52 Ancestors: #5 Isabella Jane Goodloe

  
Are you just drawn to some ancestors more than others? Isabella Jane Goodloe wasn't a name I'd ever heard before genealogy entered my life but she's one of those ancestors. I can't really explain why.


Maybe I just like her name. (I was a little disappointed to learn that she went by Janie instead using her full name but she is always Isabella Jane to me.) Maybe it's because of the pictures shared with me by another of her descendants (but seems like I was drawn to her before I saw her face plus she looks a bit stern). Maybe it's because she was important to my paternal grandmother, Verda Waller Hankins. The grandmother that I never knew.

If you ask people in my family about Verda's middle name, most will probably say it was Jane. It wasn't. The story is that Verda didn't like her real middle name so she replaced it with Jane in honor of her grandmother. I'm not sure all of her children even knew Jane wasn't her real middle name.
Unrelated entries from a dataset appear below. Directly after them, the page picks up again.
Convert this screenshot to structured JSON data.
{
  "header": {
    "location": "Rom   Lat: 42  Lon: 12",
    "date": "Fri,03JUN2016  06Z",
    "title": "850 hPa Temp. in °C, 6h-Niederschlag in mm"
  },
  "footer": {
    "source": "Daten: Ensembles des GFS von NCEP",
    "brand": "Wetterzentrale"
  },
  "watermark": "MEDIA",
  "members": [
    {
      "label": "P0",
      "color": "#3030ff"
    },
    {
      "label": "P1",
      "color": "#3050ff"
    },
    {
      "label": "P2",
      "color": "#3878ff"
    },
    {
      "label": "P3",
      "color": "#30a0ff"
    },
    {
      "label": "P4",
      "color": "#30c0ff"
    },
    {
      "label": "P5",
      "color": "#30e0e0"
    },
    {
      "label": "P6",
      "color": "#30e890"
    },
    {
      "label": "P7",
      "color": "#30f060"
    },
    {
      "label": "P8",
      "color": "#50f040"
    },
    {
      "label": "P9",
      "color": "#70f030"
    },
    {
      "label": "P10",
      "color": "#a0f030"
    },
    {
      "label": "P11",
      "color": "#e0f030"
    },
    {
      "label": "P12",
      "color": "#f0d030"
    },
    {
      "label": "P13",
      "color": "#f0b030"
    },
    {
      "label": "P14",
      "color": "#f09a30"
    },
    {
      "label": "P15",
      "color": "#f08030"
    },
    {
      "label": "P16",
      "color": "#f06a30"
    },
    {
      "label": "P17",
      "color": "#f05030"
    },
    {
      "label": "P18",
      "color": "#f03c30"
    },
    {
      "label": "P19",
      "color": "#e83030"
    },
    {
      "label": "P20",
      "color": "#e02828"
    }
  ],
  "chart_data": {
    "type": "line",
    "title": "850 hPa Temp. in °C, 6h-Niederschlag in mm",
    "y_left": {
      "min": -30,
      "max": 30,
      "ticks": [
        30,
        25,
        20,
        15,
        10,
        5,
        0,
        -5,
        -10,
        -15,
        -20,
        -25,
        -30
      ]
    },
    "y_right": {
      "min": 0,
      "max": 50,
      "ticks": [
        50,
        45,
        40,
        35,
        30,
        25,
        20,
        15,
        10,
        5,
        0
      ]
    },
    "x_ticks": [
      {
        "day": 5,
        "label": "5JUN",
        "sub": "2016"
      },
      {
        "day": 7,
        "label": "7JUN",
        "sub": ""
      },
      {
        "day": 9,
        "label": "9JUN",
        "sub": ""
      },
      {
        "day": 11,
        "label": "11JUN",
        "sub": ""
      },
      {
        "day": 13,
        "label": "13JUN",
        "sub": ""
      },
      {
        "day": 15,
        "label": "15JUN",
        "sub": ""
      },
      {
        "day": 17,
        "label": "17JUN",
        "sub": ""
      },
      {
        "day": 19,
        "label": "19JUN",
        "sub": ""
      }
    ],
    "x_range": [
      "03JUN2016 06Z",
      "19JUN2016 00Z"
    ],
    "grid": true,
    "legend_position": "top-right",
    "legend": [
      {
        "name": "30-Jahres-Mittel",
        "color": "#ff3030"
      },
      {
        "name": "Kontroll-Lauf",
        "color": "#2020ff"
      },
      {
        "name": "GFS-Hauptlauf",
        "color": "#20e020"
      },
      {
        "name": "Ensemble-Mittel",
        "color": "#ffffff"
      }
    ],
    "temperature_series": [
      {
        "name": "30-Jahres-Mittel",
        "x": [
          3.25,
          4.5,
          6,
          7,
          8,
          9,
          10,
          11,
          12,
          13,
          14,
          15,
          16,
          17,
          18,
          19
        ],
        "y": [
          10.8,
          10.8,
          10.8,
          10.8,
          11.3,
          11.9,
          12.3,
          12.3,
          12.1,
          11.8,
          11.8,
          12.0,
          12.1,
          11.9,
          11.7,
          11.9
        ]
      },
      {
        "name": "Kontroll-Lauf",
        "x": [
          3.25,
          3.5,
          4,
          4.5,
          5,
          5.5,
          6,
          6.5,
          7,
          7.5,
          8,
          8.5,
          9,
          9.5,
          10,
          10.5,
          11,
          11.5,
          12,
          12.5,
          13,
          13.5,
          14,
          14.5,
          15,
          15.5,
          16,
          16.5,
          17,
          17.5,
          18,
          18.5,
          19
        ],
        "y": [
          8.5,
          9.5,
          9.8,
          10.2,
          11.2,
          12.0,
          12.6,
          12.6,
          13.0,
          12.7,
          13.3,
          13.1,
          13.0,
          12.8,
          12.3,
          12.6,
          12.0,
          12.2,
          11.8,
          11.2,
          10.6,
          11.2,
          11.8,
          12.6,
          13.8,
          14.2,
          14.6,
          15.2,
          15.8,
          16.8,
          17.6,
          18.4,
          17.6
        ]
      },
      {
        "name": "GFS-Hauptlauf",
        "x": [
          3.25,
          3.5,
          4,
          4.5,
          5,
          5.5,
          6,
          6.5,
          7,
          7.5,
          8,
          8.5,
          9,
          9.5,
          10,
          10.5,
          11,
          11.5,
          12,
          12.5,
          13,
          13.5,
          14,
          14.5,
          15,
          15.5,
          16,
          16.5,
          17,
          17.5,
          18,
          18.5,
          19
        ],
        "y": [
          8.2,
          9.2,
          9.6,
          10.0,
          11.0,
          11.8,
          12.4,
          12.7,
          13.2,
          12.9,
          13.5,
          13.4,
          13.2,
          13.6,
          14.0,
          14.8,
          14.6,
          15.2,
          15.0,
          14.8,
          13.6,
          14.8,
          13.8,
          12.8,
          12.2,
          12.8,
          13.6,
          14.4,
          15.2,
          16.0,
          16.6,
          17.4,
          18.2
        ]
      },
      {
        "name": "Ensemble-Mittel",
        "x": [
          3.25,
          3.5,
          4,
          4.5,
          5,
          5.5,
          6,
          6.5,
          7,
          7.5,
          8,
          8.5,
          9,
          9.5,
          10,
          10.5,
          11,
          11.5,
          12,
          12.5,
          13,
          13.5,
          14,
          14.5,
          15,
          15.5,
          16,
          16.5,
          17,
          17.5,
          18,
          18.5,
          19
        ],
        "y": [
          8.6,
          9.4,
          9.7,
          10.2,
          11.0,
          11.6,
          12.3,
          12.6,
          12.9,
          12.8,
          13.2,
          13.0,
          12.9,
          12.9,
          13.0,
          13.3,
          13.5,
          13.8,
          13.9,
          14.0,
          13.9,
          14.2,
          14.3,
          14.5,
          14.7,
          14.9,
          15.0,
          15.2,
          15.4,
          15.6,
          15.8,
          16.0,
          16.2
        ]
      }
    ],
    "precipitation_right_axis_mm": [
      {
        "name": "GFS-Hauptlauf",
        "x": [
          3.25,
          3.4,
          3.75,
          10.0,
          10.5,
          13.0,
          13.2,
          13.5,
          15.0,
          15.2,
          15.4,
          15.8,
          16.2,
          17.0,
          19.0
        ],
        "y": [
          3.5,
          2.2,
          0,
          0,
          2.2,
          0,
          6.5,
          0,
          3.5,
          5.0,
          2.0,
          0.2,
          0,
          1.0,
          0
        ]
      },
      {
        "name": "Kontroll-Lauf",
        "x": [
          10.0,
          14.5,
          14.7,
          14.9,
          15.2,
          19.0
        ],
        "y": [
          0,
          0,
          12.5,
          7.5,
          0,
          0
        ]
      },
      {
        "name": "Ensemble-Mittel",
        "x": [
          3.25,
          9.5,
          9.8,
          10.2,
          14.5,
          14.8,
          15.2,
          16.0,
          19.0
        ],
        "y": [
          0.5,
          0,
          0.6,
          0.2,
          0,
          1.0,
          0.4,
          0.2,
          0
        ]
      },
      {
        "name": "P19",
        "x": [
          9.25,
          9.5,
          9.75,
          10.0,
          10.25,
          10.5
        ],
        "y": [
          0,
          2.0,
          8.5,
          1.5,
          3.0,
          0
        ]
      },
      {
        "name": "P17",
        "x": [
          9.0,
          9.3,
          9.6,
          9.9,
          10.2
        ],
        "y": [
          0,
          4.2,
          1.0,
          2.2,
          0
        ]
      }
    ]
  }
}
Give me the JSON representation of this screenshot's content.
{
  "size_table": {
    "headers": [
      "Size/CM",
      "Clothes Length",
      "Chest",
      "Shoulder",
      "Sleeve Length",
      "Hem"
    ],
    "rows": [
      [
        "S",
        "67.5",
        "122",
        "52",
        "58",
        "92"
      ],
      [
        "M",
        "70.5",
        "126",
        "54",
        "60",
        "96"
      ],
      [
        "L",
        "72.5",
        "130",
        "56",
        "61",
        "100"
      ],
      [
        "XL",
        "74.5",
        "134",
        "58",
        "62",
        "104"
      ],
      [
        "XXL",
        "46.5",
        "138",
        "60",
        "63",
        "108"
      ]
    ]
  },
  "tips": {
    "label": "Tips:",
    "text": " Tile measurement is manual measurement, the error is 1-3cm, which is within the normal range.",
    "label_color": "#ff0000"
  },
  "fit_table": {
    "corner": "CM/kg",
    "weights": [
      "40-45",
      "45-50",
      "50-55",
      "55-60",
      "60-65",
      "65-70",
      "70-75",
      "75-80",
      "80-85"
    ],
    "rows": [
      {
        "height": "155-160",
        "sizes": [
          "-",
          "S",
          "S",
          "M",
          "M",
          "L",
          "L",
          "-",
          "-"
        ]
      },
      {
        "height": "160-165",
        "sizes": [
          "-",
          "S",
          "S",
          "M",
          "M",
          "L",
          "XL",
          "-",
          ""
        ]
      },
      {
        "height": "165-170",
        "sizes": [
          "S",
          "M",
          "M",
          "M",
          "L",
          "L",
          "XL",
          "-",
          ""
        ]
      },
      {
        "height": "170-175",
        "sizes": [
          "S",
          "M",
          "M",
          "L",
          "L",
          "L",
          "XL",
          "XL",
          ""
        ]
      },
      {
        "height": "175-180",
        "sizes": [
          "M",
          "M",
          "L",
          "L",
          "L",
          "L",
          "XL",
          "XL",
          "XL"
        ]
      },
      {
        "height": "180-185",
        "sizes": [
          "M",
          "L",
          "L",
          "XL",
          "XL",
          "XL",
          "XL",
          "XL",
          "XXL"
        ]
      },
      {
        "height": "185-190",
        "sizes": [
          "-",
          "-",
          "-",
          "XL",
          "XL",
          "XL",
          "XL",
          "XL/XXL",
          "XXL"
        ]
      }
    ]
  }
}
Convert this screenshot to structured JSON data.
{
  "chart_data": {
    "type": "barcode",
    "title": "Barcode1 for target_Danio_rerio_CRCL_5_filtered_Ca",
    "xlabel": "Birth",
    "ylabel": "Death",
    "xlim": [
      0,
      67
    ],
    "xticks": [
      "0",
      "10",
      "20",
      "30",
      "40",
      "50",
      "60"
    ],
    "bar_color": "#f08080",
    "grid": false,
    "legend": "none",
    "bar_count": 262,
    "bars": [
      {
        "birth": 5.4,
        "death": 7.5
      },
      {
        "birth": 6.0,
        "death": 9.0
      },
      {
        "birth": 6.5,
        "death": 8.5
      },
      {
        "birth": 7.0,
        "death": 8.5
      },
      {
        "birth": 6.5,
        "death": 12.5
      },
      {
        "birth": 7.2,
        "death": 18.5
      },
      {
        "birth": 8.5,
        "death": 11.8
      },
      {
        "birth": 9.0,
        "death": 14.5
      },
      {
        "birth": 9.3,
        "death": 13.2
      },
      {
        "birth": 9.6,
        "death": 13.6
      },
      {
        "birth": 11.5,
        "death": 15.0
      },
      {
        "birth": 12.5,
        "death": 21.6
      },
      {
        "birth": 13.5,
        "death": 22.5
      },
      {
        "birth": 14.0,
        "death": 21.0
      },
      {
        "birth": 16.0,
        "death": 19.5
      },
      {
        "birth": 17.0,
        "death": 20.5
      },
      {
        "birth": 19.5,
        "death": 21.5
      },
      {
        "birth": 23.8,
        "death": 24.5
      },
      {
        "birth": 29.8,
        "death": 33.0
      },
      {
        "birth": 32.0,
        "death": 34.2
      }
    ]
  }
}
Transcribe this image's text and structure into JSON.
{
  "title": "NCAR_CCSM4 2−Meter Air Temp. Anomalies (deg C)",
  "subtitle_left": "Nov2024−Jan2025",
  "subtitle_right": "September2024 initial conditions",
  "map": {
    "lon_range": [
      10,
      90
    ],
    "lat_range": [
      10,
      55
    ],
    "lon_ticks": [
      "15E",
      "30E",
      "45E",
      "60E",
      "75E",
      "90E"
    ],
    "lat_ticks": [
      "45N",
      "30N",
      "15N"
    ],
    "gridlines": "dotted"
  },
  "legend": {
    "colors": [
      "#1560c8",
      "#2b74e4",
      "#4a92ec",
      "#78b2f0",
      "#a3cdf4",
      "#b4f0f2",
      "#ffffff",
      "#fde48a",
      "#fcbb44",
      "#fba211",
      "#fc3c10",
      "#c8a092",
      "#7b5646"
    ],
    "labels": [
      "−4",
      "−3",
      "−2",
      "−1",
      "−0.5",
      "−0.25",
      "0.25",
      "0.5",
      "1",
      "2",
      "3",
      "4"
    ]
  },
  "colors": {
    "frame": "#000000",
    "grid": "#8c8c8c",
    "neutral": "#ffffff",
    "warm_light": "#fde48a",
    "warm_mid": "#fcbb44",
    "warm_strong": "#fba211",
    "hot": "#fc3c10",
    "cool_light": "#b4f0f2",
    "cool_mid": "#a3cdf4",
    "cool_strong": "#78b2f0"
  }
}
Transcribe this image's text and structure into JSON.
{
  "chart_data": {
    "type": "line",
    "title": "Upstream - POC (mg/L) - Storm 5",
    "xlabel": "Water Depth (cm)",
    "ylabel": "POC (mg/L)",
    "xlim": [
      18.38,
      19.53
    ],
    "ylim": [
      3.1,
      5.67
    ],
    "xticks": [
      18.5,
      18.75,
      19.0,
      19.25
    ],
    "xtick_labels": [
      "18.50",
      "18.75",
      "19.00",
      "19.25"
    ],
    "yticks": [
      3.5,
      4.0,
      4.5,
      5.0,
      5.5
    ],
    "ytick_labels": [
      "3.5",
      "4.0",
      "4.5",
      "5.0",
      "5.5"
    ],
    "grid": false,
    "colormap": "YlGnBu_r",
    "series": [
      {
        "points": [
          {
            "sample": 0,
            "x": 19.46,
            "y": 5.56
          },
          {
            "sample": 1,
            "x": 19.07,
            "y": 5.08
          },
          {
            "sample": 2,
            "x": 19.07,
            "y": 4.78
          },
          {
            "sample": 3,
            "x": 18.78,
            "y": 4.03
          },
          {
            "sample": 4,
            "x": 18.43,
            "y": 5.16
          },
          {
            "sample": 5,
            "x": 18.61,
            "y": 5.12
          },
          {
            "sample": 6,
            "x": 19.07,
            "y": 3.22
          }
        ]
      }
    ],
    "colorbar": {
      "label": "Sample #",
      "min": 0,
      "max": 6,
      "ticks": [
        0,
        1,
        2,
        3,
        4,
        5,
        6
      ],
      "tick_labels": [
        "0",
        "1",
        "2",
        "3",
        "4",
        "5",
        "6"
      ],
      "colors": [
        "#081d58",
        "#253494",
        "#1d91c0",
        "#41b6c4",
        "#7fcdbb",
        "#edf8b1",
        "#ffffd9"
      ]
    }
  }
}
I don't know when Verda decided to adopt her grandmother's name. She was only twenty years old when Isabella Jane died. It could have been then. The funny thing about Verda trading Waller for Jane is that Waller was also a name connected to Isabella Jane. It was the maiden name of her great-grandmother and had been used as a middle name for both boys and girls in the family for three generations. It was the middle name of Isabella Jane's sister, Mary.

Isabella Jane Goodloe was born on 27 Jan 1838 in Hopkins County, Kentucky and she lived there her entire life. She was the first of four children born to John Emerson “Jack” Goodloe and Eliza Ann Dobyns. 

By the time Isabella Jane turned 11 years old, her mother had died and her father had married Elizabeth Pettus. She and Elizabeth apparently had a close relationship. Clippings from the personals section of the Earlington Bee from 1903 and 1904 refer to them as mother and daughter in reporting visits between the two.

Isabella Jane married Albert Hankins on 24 Oct 1855 at her father’s home in Hopkins County. They had four children: John Houston born 24 Aug 1856; Thomas Leander “Lee” born 13 Jun 1858; James W. born 25 Jul 1960 and Mary Madore “Mollie” born 10 Mar 1863. 


Albert apparently died between 1863 and 1870 although it is not known exactly what happened to him. He had enlisted in the 8th Kentucky Infantry (Confederate) in Oct 1861 and his muster roll on 1 Aug 1862 lists him as a 4th Sgt. with Company I but shows he was “absent at home in Kentucky without leave.” There are family stories that Albert was with a friend in a barn in the company of Confederate deserters, was accused of desertion and shot. Aunt Liz once told me (in response to my question about how Albert died) that she remembered hearing “he got into some trouble and was shot.” That seems to go along with the barn story.

Regardless of how Albert died, Isabella Jane was left alone with four young children to raise. She and the children moved near her father, likely on his property since they were listed next to him in the 1870 census. 


Isabella Jane married Thomas G. Yates on 3 Jan 1874. Yates' fate is unknown but they weren't together long because she married Thomas K. Devault on 23 Nov 1879. 

Isabella Jane's four children were all married by the time she and Thomas adopted a daughter about 1887. Bessie Walker's mother died just a few days after she and her twin sister, Jessie, were born. Their father died three years later. Isabella Jane and Thomas took Bessie. Virgina (Isabella Jane's half-sister) and William Moore took Jessie. Twins Separated and Adopted by Sisters — How Did I Miss This? tells more of that story. 
Thomas and Isabella Jane
The Devaults lived on Robinson Street in Earlington in 1900. Isabella Jane died of malaria just a few years later on 23 Jul 1905 and was buried the next day in Grapevine Cemetery. 




Written for 52 Ancestors in 52 Weeks challenge at No Story Too Small. 


Isabella Jane was my 2nd great-grandmother through her son, Thomas Leander "Lee" Hankins. 

Photos of Isabella Jane courtesy of Rick Thorpe, descendant of Mary Madore Hankins Clements, who shared many Hankins pictures with me several years ago.